To be sure, Nigerians, facing significant economic challenges, are barely surviving and any hike in tariffs makes it worse. But businesses are not faring any better. Firms that hitherto posted robust balance sheets year-on-year are going bust, literally. For instance, in 2024, Nestle Nigeria posted a net loss of N164.6 billion and MTN Nigeria announced a whopping N550.33 billion loss before tax. Those who could not stand the heat in the kitchen fled. In 2023 alone, industry giants, including GSK, Sanofi-Aventis Nigeria Ltd, Unilever Nigeria Plc., Procter & Gamble Nigeria, and Bolt Food, exited Nigeria.

The rising operational costs is a consequence of the much-vaunted reform policies of the Tinubu administration, particularly the removal of fuel subsidy and floating of the Naira. Today, petrol which hitherto sold at N185 a litre, now sells at over N1,000 in most parts of the country. When that is added to the over 250 per cent hike in the cost of electricity from N68 kilowatts per hour to N206.80/kWh for those in the so-called Band A, and the sheer bedlam in the foreign exchange market, the impact on businesses is ruinous.

Standing between the devil and the deep blue sea, businesses that have decided to weather the storm rather than fleeing are hiking their tariffs to remain afloat. MultiChoice is one of them. But it is not the only one. In January, the Nigerian Communications Commission, NCC, approved a 50 per cent tariff increase for telecommunications operators in Nigeria in order to address rising operational costs and ensure sustainability.
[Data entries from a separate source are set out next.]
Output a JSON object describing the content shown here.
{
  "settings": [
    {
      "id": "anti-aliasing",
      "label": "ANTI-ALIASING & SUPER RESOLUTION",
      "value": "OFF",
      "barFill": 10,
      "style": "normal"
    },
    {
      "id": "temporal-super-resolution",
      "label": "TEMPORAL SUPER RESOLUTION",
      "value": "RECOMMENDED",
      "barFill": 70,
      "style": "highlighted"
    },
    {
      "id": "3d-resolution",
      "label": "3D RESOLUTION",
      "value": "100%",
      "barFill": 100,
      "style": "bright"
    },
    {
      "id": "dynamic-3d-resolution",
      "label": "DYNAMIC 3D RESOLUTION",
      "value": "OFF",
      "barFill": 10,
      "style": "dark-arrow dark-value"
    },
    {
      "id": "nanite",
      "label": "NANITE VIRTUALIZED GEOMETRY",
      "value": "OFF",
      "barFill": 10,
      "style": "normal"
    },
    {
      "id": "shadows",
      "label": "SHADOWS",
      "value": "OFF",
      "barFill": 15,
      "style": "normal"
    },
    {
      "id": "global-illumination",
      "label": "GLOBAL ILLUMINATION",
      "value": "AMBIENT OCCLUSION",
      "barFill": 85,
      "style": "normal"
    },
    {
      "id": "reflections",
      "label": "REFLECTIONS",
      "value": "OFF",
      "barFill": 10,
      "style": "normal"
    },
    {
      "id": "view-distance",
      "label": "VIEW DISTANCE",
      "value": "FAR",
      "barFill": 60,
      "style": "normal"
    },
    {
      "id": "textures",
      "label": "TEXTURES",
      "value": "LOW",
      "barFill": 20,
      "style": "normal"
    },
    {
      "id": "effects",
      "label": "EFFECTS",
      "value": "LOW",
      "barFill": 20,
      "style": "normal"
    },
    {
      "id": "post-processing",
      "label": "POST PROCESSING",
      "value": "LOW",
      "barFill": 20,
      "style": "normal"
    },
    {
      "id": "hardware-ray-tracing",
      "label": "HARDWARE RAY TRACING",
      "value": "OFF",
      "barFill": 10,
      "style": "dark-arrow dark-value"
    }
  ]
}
Long before the telecoms operators hitched a ride on the price hike wagon, many other companies were already on board with price adjustments in excess of 100 per cent. For instance, early 2024, Nigerian Breweries, NB, Plc. upwardly reviewed prices of 45 products due to “rising input costs and the need to mitigate the impact.” Streaming giants, Netflix, also announced a review of its prices with effect from April 1, 2024. Earlier, International Breweries, bottlers of Hero and Trophy lager brands, citing escalating cost of doing business, increased prices across its product portfolio. Another brewing giant, Guinness Nigeria Plc., also announced a new price regime.

In 2023, cab service providers, Uber and Bolt, made significant adjustment in prices in response to the fuel subsidy removal. Airlines have since then tripled their fares. Healthcare is similarly impacted, with prices of medications shooting through the roof. School fees at all levels, including those of Federal Government-owned universities, went up.
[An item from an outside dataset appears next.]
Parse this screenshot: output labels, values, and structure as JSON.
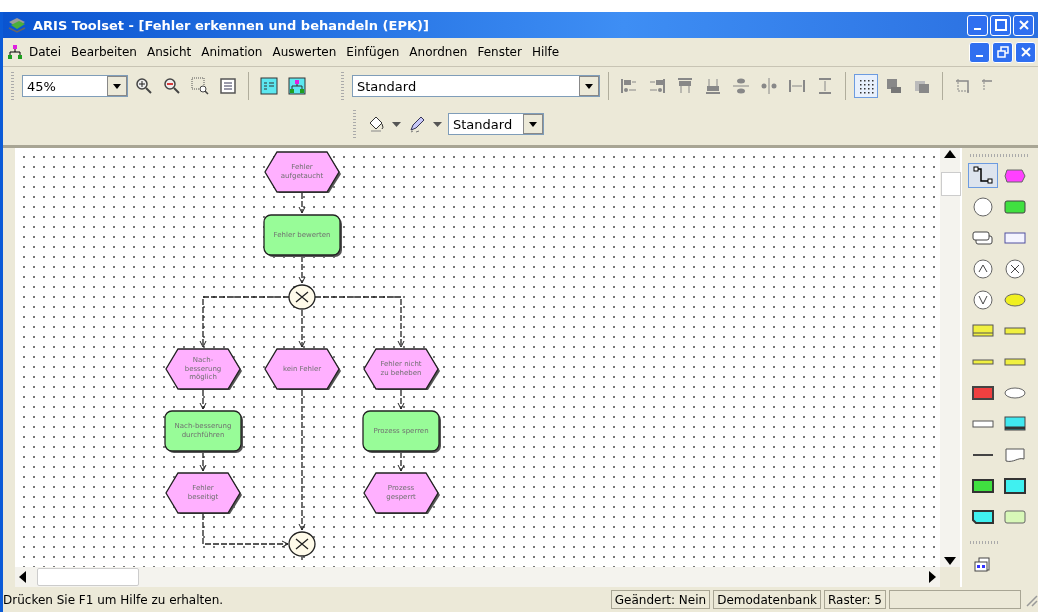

Ironically, these other organisations are given free pass even with higher percentage hikes, but whenever MultiChoice decides to travel the same route, it is singled out for sanction. So, with its less than 25 per cent tariff hike, the gloves are off once again. Last week, Ondaje Ijagwu, FCCPC Director of Corporate Affairs, said the Commission had directed MultiChoice’s CEO to attend an investigative hearing on February 27. “This action follows MultiChoice’s formal notification of the price adjustment, which raises concerns about recurrent unilateral price hikes, potential market dominance abuse, and perceived anti-competitive practices in the pay-tv industry,” the statement read in part. The meeting was later rescheduled for March 6, at MultiChoice’s behest.
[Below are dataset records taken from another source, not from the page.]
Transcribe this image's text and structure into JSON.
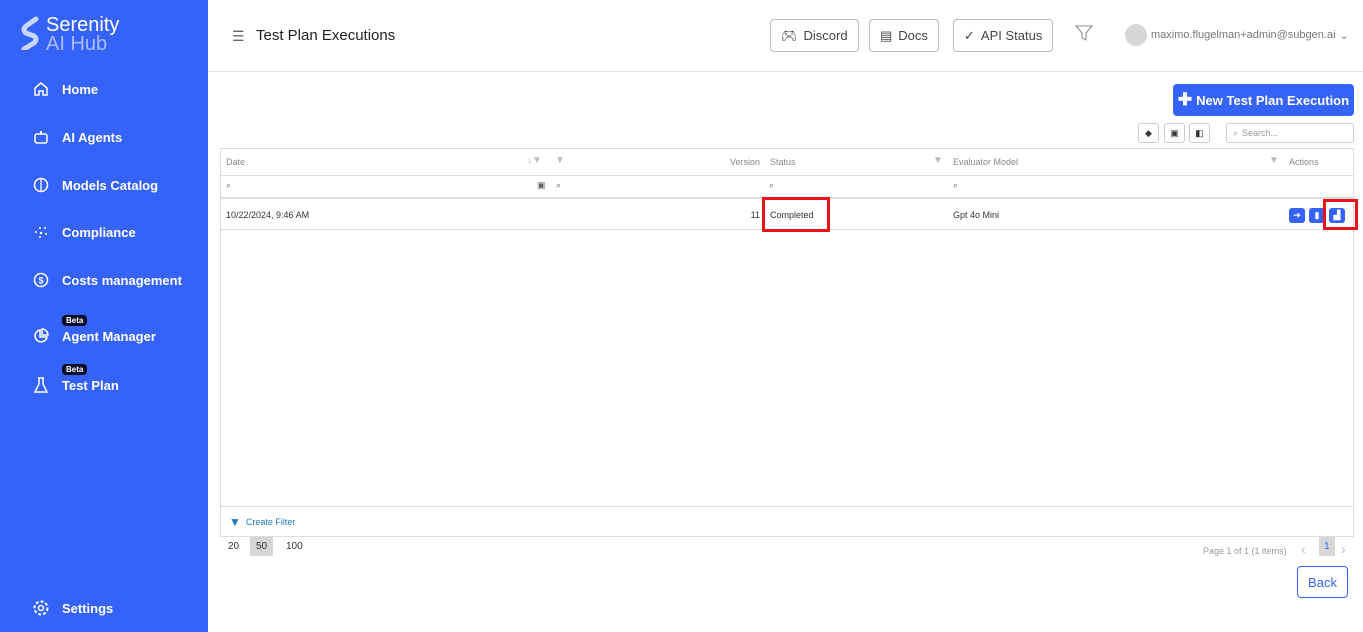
{
  "app": {
    "name_line1": "Serenity",
    "name_line2": "AI Hub"
  },
  "sidebar": {
    "items": [
      {
        "label": "Home",
        "icon": "home-icon"
      },
      {
        "label": "AI Agents",
        "icon": "robot-icon"
      },
      {
        "label": "Models Catalog",
        "icon": "brain-icon"
      },
      {
        "label": "Compliance",
        "icon": "dots-icon"
      },
      {
        "label": "Costs management",
        "icon": "dollar-icon"
      },
      {
        "label": "Agent Manager",
        "icon": "pie-chart-icon",
        "badge": "Beta"
      },
      {
        "label": "Test Plan",
        "icon": "flask-icon",
        "badge": "Beta"
      }
    ],
    "settings": "Settings"
  },
  "header": {
    "title": "Test Plan Executions",
    "discord": "Discord",
    "docs": "Docs",
    "api_status": "API Status",
    "user": "maximo.flugelman+admin@subgen.ai"
  },
  "toolbar": {
    "new_button": "New Test Plan Execution",
    "search_placeholder": "Search..."
  },
  "table": {
    "columns": [
      "Date",
      "Version",
      "Status",
      "Evaluator Model",
      "Actions"
    ],
    "rows": [
      {
        "date": "10/22/2024, 9:46 AM",
        "version": "11",
        "status": "Completed",
        "model": "Gpt 4o Mini"
      }
    ],
    "create_filter": "Create Filter"
  },
  "pagination": {
    "sizes": [
      "20",
      "50",
      "100"
    ],
    "selected_size": "50",
    "info": "Page 1 of 1 (1 items)",
    "current_page": "1"
  },
  "back": "Back",
  "colors": {
    "accent": "#3563f8",
    "highlight": "#e8141c"
  }
}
The House of Representatives has joined the fray. Following a motion by Esosa Iyawe on Tuesday, the Green Chamber resolved that the pay-tv provider should suspend the proposed hike pending a thorough investigation. If the Senate was not embroiled in the scandalous “roforofo” fight between Senator Natasha Akpoti-Uduaghan and Senate President Godswill Akpabio, it would have embarked on its own inquisition by now.